La revolución de febrero está asociada al fracaso del político liberal e historiador Pável Miliukov (1857-1943), ministro de asuntos exteriores en el primer gobierno provisional. El periodista español Manuel Chaves Nogales, que le entrevistó en su exilio en París en 1930, señalaba que su programa político hubiera sido válido para el otoño de 1916, aunque llegaba tarde a fines del invierno de 1917. Miliukov quería mantener los compromisos de guerra con Francia y Gran Bretaña, pero las derrotas rusas estaban llevando a los soldados al desánimo y a la deserción en masa.
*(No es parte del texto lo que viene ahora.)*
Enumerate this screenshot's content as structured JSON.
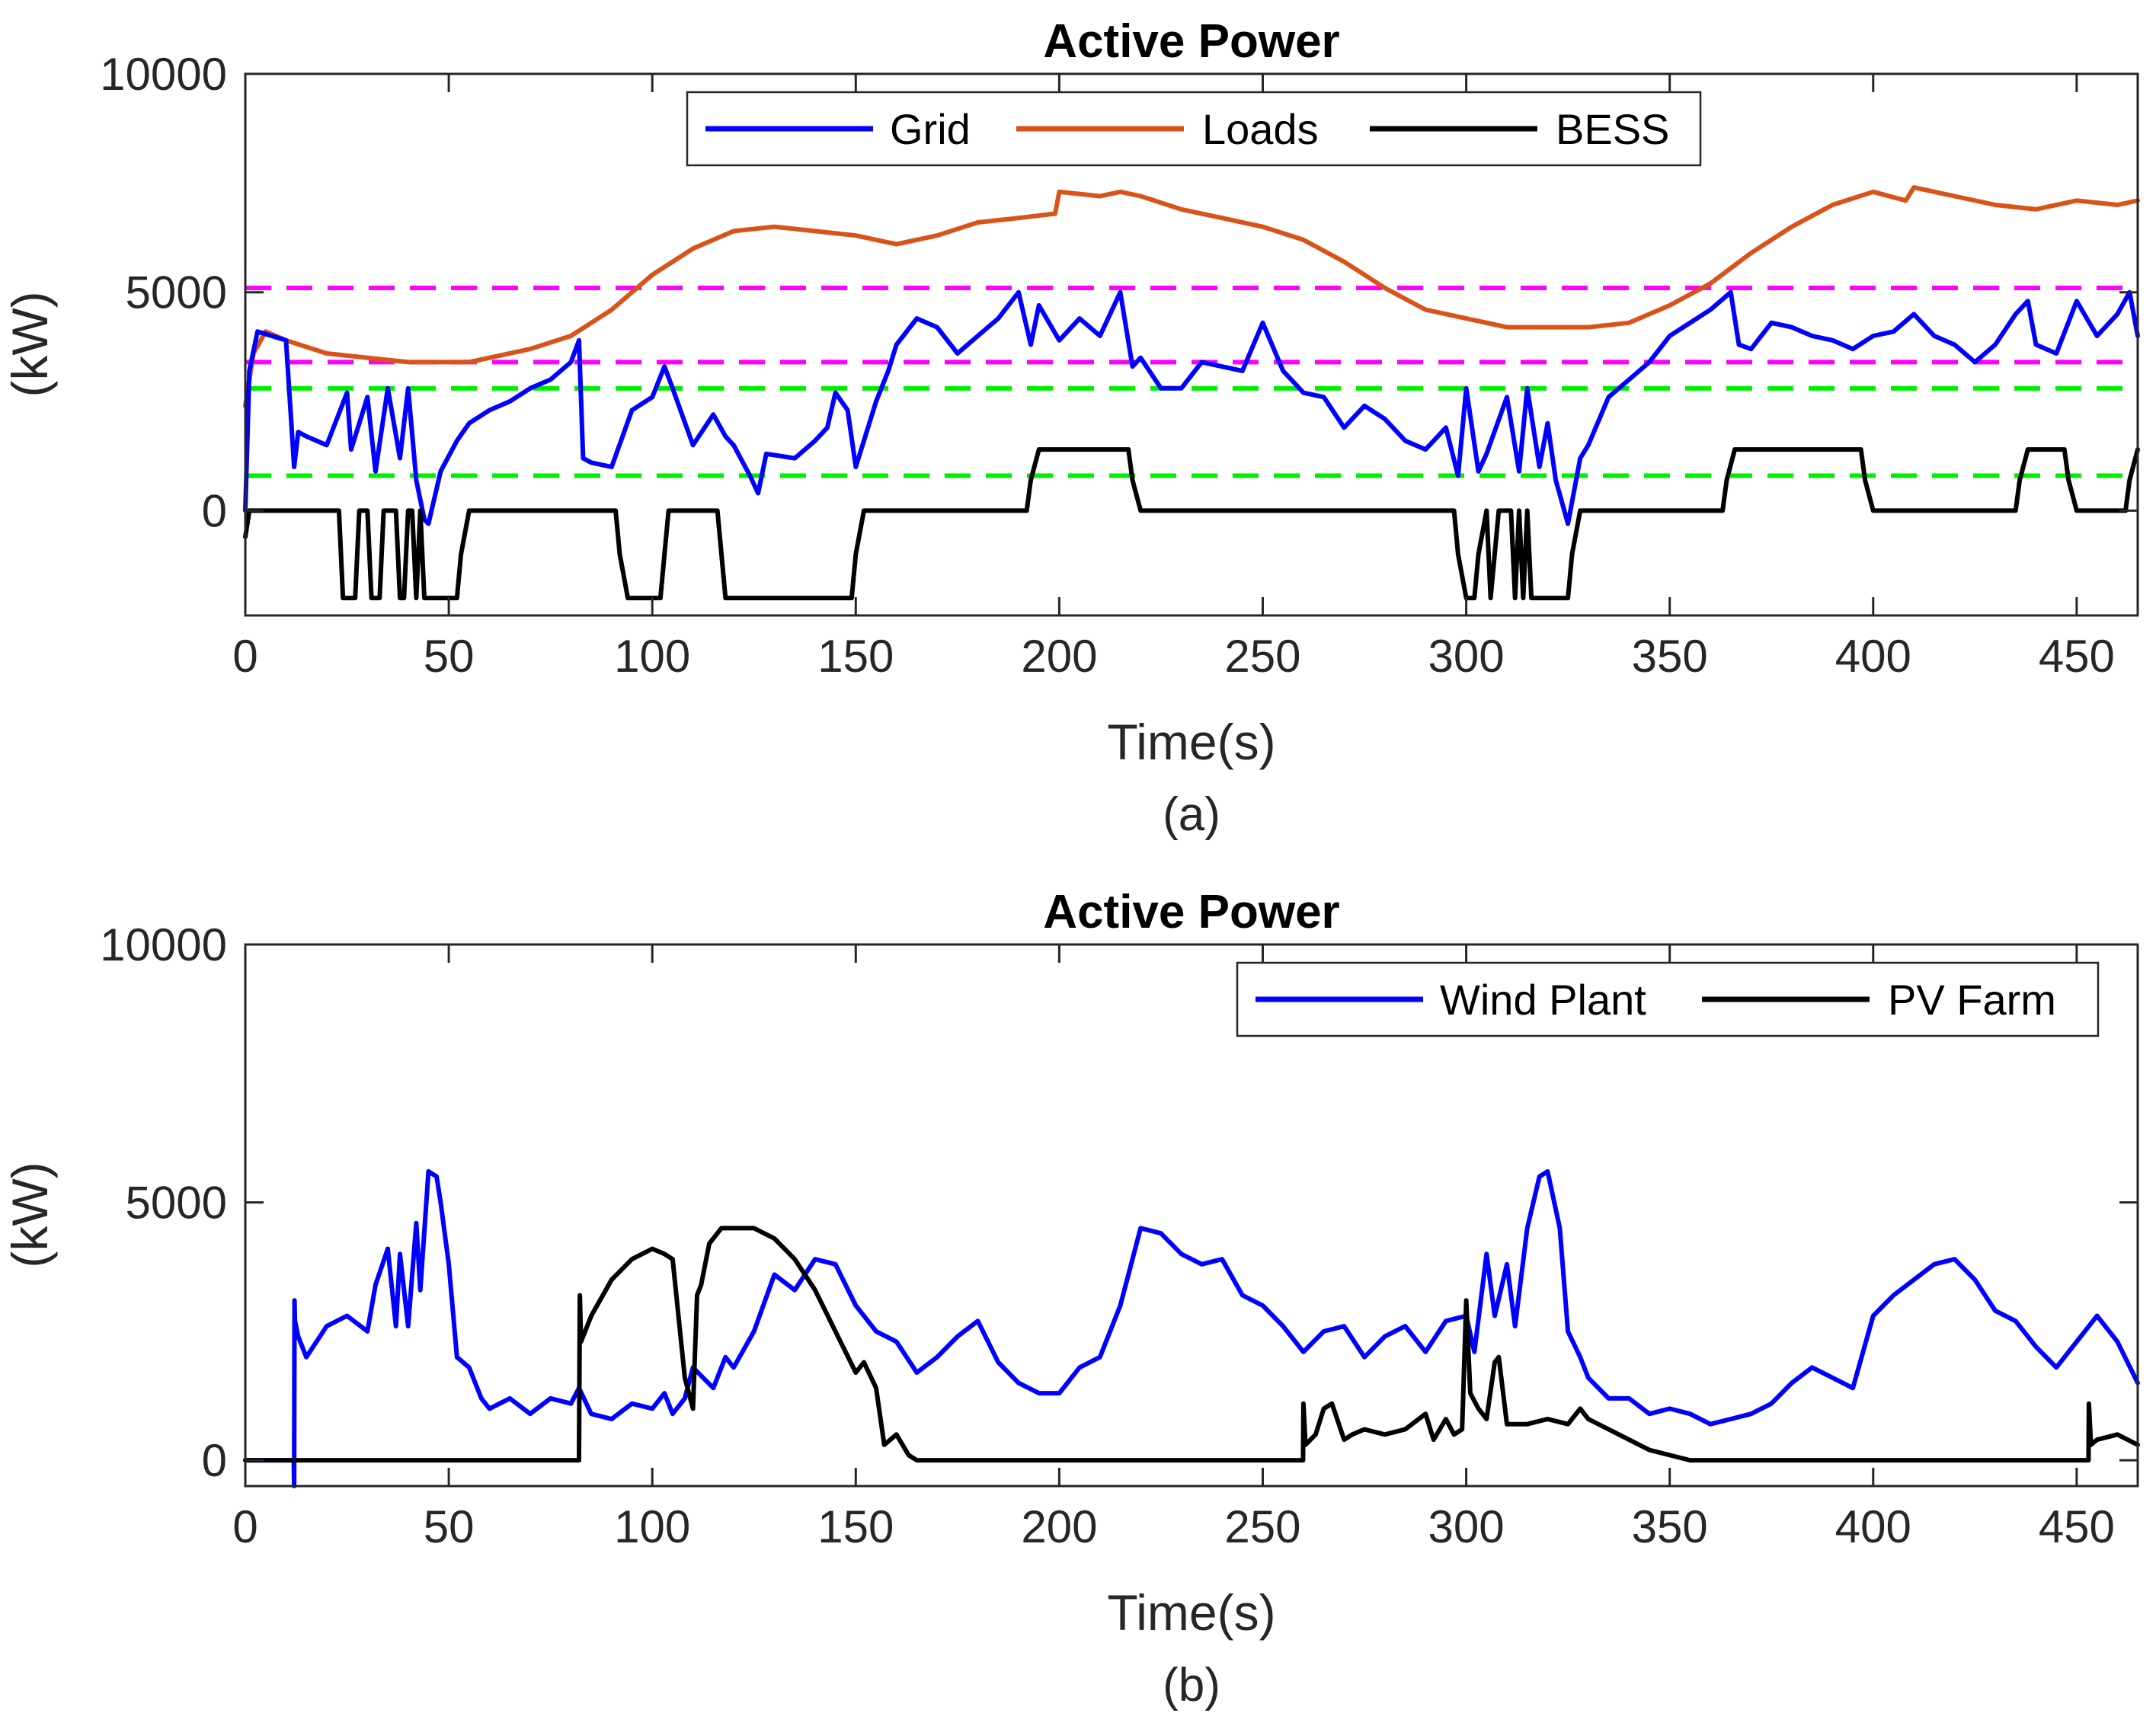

Sus apelaciones a la prudencia no fueron escuchadas, ni tampoco fue secundado en su proyecto de monarquía constitucional para Rusia, y estuvo menos de cuatro meses en el ministerio. Tampoco estuvo muy acertado el príncipe Guergui Lvov (1861-1925), jefe del primer gobierno provisional que duró hasta julio de 1917, al considerar que la revolución de febrero expresaba el alma del pueblo ruso y su misión histórica, pues sería el gran modelo de la revolución democrática universal con sus ideales de libertad, igualdad y fraternidad.
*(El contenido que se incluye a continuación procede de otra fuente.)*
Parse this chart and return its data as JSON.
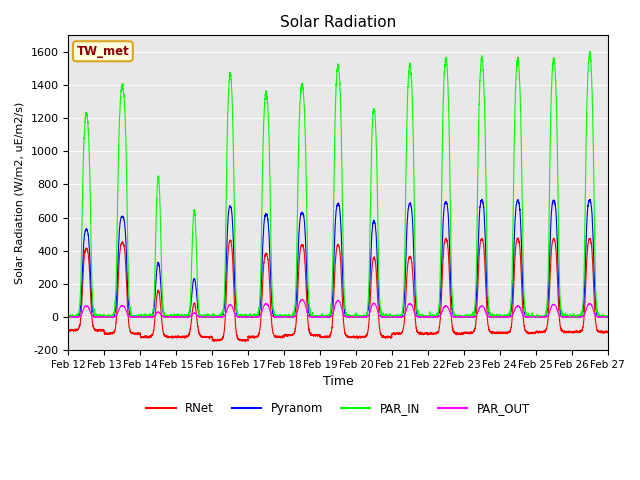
{
  "title": "Solar Radiation",
  "ylabel": "Solar Radiation (W/m2, uE/m2/s)",
  "xlabel": "Time",
  "ylim": [
    -200,
    1700
  ],
  "yticks": [
    -200,
    0,
    200,
    400,
    600,
    800,
    1000,
    1200,
    1400,
    1600
  ],
  "site_label": "TW_met",
  "n_days": 15,
  "pts_per_day": 288,
  "background_color": "#e8e8e8",
  "legend": [
    {
      "label": "RNet",
      "color": "#ff0000"
    },
    {
      "label": "Pyranom",
      "color": "#0000ff"
    },
    {
      "label": "PAR_IN",
      "color": "#00ff00"
    },
    {
      "label": "PAR_OUT",
      "color": "#ff00ff"
    }
  ],
  "xtick_labels": [
    "Feb 12",
    "Feb 13",
    "Feb 14",
    "Feb 15",
    "Feb 16",
    "Feb 17",
    "Feb 18",
    "Feb 19",
    "Feb 20",
    "Feb 21",
    "Feb 22",
    "Feb 23",
    "Feb 24",
    "Feb 25",
    "Feb 26",
    "Feb 27"
  ],
  "par_in_peaks": [
    1230,
    1400,
    850,
    640,
    1470,
    1360,
    1405,
    1520,
    1260,
    1520,
    1560,
    1560,
    1555,
    1560,
    1590
  ],
  "pyranom_peaks": [
    540,
    615,
    360,
    260,
    690,
    635,
    640,
    700,
    600,
    700,
    710,
    720,
    720,
    720,
    720
  ],
  "rnet_peaks": [
    430,
    460,
    200,
    120,
    490,
    400,
    450,
    455,
    385,
    380,
    490,
    490,
    490,
    490,
    490
  ],
  "par_out_peaks": [
    70,
    70,
    35,
    30,
    80,
    85,
    110,
    105,
    90,
    85,
    70,
    70,
    70,
    80,
    85
  ],
  "rnet_night": [
    -80,
    -100,
    -120,
    -120,
    -140,
    -120,
    -110,
    -120,
    -120,
    -100,
    -100,
    -95,
    -95,
    -90,
    -90
  ],
  "day_widths": [
    0.45,
    0.5,
    0.3,
    0.28,
    0.42,
    0.45,
    0.48,
    0.45,
    0.4,
    0.45,
    0.45,
    0.45,
    0.45,
    0.45,
    0.45
  ],
  "figsize": [
    6.4,
    4.8
  ],
  "dpi": 100
}
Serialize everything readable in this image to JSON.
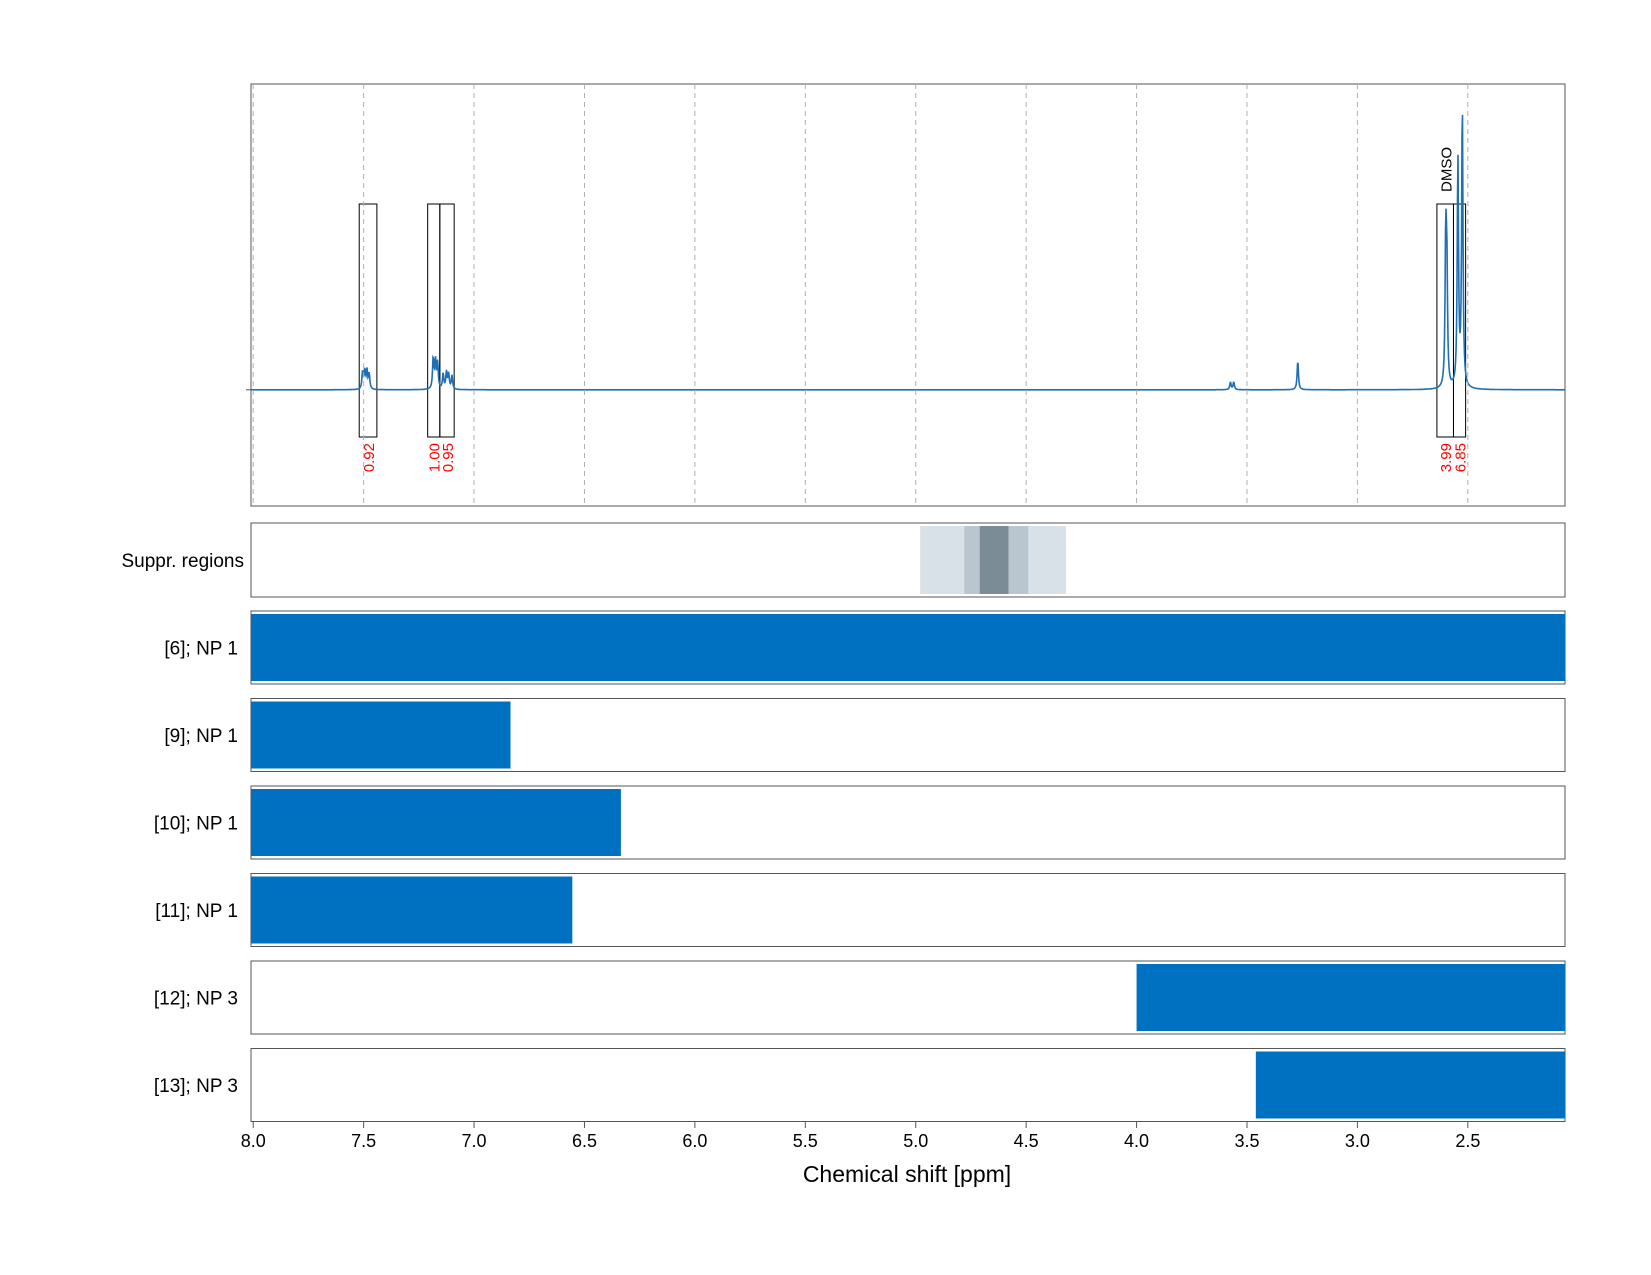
{
  "chart_data": {
    "type": "line",
    "xlabel": "Chemical shift [ppm]",
    "xlim": [
      8.01,
      2.06
    ],
    "x_ticks": [
      {
        "v": 8.0,
        "label": "8.0"
      },
      {
        "v": 7.5,
        "label": "7.5"
      },
      {
        "v": 7.0,
        "label": "7.0"
      },
      {
        "v": 6.5,
        "label": "6.5"
      },
      {
        "v": 6.0,
        "label": "6.0"
      },
      {
        "v": 5.5,
        "label": "5.5"
      },
      {
        "v": 5.0,
        "label": "5.0"
      },
      {
        "v": 4.5,
        "label": "4.5"
      },
      {
        "v": 4.0,
        "label": "4.0"
      },
      {
        "v": 3.5,
        "label": "3.5"
      },
      {
        "v": 3.0,
        "label": "3.0"
      },
      {
        "v": 2.5,
        "label": "2.5"
      }
    ],
    "grid": true,
    "colors": {
      "spectrum": "#1f6fb5",
      "bar": "#0070c0",
      "integral_label": "#ff0000",
      "box": "#000000",
      "frame": "#555555",
      "grid": "#b0b0b0"
    },
    "spectrum": {
      "baseline": 0,
      "ylim": [
        -0.38,
        1.0
      ],
      "peaks": [
        {
          "ppm": 7.505,
          "h": 0.055
        },
        {
          "ppm": 7.495,
          "h": 0.06
        },
        {
          "ppm": 7.485,
          "h": 0.06
        },
        {
          "ppm": 7.475,
          "h": 0.05
        },
        {
          "ppm": 7.185,
          "h": 0.1
        },
        {
          "ppm": 7.175,
          "h": 0.09
        },
        {
          "ppm": 7.165,
          "h": 0.085
        },
        {
          "ppm": 7.14,
          "h": 0.05
        },
        {
          "ppm": 7.125,
          "h": 0.055
        },
        {
          "ppm": 7.115,
          "h": 0.05
        },
        {
          "ppm": 7.1,
          "h": 0.045
        },
        {
          "ppm": 3.575,
          "h": 0.025
        },
        {
          "ppm": 3.56,
          "h": 0.025
        },
        {
          "ppm": 3.27,
          "h": 0.095
        },
        {
          "ppm": 2.6,
          "h": 0.47
        },
        {
          "ppm": 2.595,
          "h": 0.36
        },
        {
          "ppm": 2.545,
          "h": 0.75
        },
        {
          "ppm": 2.525,
          "h": 0.93
        }
      ],
      "integrals": [
        {
          "from": 7.52,
          "to": 7.44,
          "value": "0.92"
        },
        {
          "from": 7.21,
          "to": 7.155,
          "value": "1.00"
        },
        {
          "from": 7.155,
          "to": 7.09,
          "value": "0.95"
        },
        {
          "from": 2.64,
          "to": 2.565,
          "value": "3.99"
        },
        {
          "from": 2.565,
          "to": 2.51,
          "value": "6.85"
        }
      ],
      "annotations": [
        {
          "ppm": 2.6,
          "text": "DMSO"
        }
      ]
    },
    "suppressed_regions": {
      "label": "Suppr. regions",
      "bands": [
        {
          "from": 4.98,
          "to": 4.32,
          "level": 1
        },
        {
          "from": 4.78,
          "to": 4.49,
          "level": 2
        },
        {
          "from": 4.71,
          "to": 4.58,
          "level": 3
        }
      ]
    },
    "ranges": [
      {
        "label": "[6]; NP 1",
        "from": 8.01,
        "to": 2.06
      },
      {
        "label": "[9]; NP 1",
        "from": 8.01,
        "to": 6.835
      },
      {
        "label": "[10]; NP 1",
        "from": 8.01,
        "to": 6.335
      },
      {
        "label": "[11]; NP 1",
        "from": 8.01,
        "to": 6.555
      },
      {
        "label": "[12]; NP 3",
        "from": 4.0,
        "to": 2.06
      },
      {
        "label": "[13]; NP 3",
        "from": 3.46,
        "to": 2.06
      }
    ]
  }
}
Quizás creyera que se trataba de una nueva versión de la revolución francesa, pero eso también lo pensaba Lenin en su objetivo de sustituir aquella revolución burguesa por otra en la que un nuevo Robespierre, el partido bolchevique, implantaría su dictadura. Y por si fuera poco, cuando Kerensky, líder de los socialrevolucionarios, reemplazó a Lvov en el segundo gobierno provisional, el régimen nacido en febrero empezó a conocer un cierto culto a la personalidad. Si la democracia representaba el poder del pueblo, éste tenía que ser encarnado por un líder fuerte en la tradición histórica rusa. Los gobernantes podían desear una república al estilo de Francia, aunque parecían preferir que la encabezara un “zar”. Ni que decir tiene que esta tendencia hacia la concentración de poder sería perfeccionada por Lenin y sus sucesores.
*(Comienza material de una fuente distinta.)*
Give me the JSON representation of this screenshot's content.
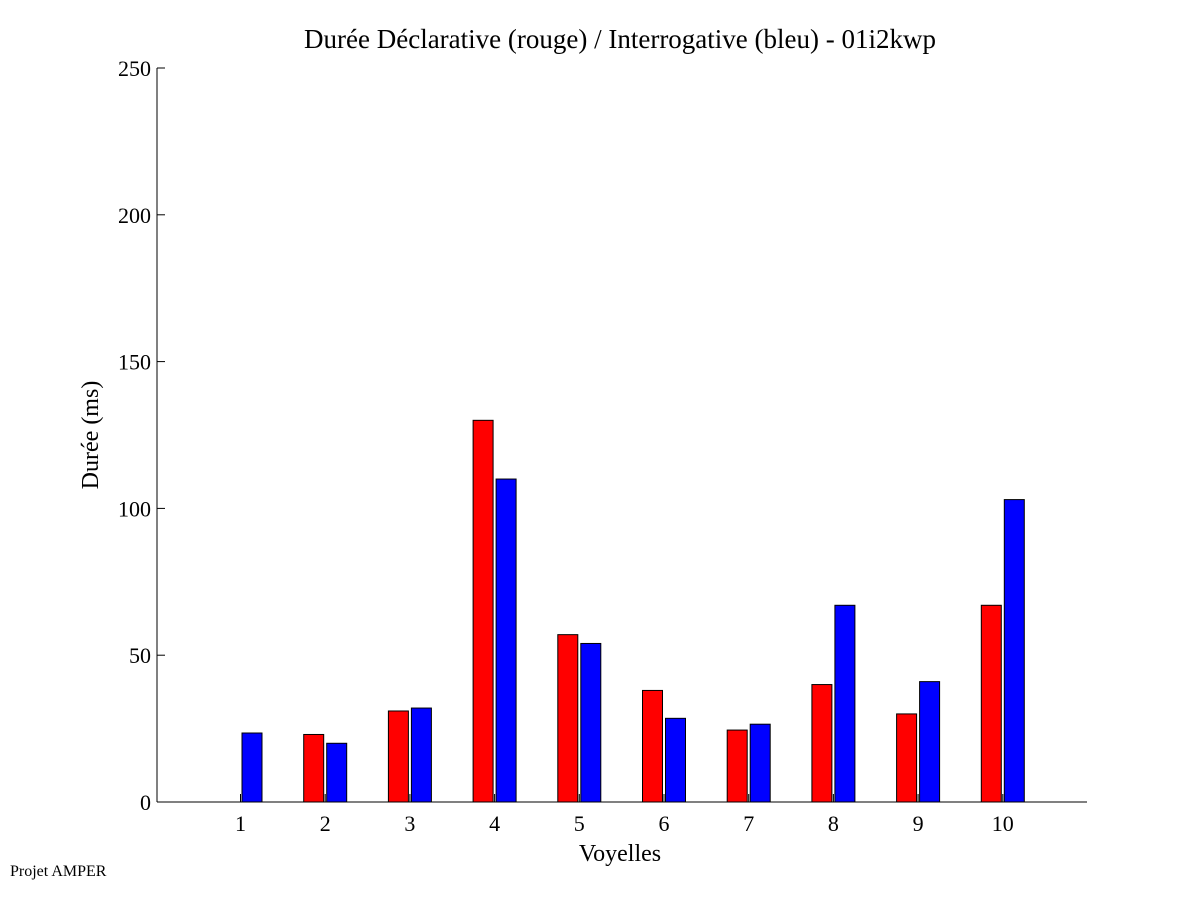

Alexander Solzhenitsyn, el Premio Nobel de Literatura que goza de gran predicamento en la Rusia de hoy, analizó en su opúsculo Reflexiones sobre la revolución de febrero las causas del fracaso de esta efímera revolución. Ante todo, el escritor no exime de responsabilidad al zarismo. Consideraba muy probable que la pasividad gubernamental ante los disturbios de Petrogrado en febrero de 1917 guardara relación con el domingo sangriento de enero de 1905, cuando los soldados dispararon contra una manifestación pacífica ante el palacio de invierno. Estas muertes quizás pesaran sobre la conciencia de Nicolás II y debieron influir en su renuncia al trono. El zar no contaba con que este hecho llevaría a la caída de la monarquía, pues el hermano de Nicolás, el gran duque Miguel, también rechazó la corona. Para Solzhenitsyn, Miguel no tenía ningún derecho a suscribir un manifiesto de renuncia en el que remitía a la formación de una futura asamblea constituyente que decidiría sobre la futura forma de gobierno. Mientras tanto, se había creado un vacío de poder en la cúpula del Estado que la monarquía zarista nunca volvería a llenar. El vacío lo ocuparían los bolcheviques que, a diferencia del gobierno provisional, sabían muy bien a dónde querían llegar.